1:国家公務員共済組合連合会大手前病院腎臓内科

 

【目的】維持透析患者の生命予後向上を図るため現状を把握し問題点を明らかにする。
【方法】2010年1月1日から2014年12月31日の5年間に当院で終末期を迎えた維持透析患者について分析した。
【結果】5年間で63名(平均71±9歳)が当院で終末期を迎えた。主な透析導入原疾患は糖尿病43%、腎硬化症14%、慢性糸球体腎炎11%、死亡原因は心不全35%、感染症33%、悪性腫瘍13%であった。全国調査と比較して感染症による死亡が多いことから詳細に検討した。死亡原因が感染症例では75歳以上、糖尿病が多く、入院理由の感染症例43%、新規発症感染症例57%であった。

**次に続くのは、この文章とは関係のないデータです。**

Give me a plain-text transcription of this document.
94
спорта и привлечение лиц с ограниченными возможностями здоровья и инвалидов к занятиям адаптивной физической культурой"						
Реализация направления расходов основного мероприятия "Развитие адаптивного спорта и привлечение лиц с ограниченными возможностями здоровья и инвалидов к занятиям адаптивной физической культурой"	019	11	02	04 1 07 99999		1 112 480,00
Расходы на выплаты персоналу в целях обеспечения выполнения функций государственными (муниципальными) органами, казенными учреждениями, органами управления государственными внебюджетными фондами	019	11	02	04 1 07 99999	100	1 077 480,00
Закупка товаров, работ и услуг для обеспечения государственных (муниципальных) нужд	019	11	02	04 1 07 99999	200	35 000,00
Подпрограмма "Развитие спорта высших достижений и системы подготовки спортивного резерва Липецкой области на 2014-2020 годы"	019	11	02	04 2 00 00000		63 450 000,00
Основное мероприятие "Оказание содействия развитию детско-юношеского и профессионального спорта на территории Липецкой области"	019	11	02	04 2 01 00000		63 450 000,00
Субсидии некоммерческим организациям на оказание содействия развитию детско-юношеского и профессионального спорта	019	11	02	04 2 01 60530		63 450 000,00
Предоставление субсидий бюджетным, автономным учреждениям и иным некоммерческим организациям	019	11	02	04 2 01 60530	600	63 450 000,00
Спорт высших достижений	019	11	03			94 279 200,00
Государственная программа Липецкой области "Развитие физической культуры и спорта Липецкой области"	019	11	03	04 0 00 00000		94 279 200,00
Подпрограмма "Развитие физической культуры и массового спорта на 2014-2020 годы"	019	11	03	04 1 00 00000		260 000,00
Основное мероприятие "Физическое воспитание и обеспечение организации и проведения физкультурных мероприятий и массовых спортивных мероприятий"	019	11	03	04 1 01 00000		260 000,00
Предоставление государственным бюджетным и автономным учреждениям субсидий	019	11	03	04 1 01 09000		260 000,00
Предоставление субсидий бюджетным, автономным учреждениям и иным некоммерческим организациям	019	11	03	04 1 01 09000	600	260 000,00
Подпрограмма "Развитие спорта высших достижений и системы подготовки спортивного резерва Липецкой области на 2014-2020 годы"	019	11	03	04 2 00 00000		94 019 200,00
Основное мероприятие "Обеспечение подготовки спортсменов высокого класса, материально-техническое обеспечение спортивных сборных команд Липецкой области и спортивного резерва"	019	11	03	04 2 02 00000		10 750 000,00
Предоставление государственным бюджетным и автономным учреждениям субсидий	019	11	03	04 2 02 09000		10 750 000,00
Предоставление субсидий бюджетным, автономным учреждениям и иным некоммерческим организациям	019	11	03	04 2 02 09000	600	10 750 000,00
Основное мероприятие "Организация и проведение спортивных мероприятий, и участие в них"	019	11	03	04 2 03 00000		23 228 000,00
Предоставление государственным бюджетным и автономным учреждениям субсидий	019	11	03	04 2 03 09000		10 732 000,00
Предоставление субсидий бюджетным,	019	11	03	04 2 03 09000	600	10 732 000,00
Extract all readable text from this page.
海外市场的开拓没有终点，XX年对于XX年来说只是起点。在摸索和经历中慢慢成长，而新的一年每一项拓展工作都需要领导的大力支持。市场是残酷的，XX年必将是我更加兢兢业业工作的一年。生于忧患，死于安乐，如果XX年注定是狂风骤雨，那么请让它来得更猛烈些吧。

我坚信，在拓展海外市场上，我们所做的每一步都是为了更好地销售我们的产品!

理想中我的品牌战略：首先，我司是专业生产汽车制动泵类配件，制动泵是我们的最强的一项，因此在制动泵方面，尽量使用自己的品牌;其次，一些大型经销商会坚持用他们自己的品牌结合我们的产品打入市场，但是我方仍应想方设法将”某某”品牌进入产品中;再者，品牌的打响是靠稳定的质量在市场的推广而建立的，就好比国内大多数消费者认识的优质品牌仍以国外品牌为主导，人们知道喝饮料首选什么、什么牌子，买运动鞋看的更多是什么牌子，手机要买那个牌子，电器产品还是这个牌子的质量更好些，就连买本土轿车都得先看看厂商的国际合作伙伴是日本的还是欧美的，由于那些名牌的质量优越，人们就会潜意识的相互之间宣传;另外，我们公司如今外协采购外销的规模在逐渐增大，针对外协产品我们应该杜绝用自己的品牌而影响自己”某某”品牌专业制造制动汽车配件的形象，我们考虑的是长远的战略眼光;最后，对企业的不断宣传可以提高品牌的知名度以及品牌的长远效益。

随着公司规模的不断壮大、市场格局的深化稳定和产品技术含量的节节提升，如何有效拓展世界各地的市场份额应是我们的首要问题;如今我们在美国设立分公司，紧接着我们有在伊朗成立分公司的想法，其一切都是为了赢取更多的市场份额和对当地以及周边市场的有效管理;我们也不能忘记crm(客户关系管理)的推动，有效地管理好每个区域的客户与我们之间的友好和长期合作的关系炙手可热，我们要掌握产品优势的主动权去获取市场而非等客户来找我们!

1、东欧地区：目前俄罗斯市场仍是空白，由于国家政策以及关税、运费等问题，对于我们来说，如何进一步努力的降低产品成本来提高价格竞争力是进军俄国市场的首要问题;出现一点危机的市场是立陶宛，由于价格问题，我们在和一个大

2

【考察・結論】近年、導入患者・全体ともに感染症が心不全と並び主な死亡原因となっている。透析人口の高齢化や透析導入原因疾患として糖尿病が増加していることが要因であると推測され、今回の結果も矛盾しないものであった。入院中、通院維持透析ともに新規感染症の予防、発症早期発見、適切な対応が重要であると考えられた。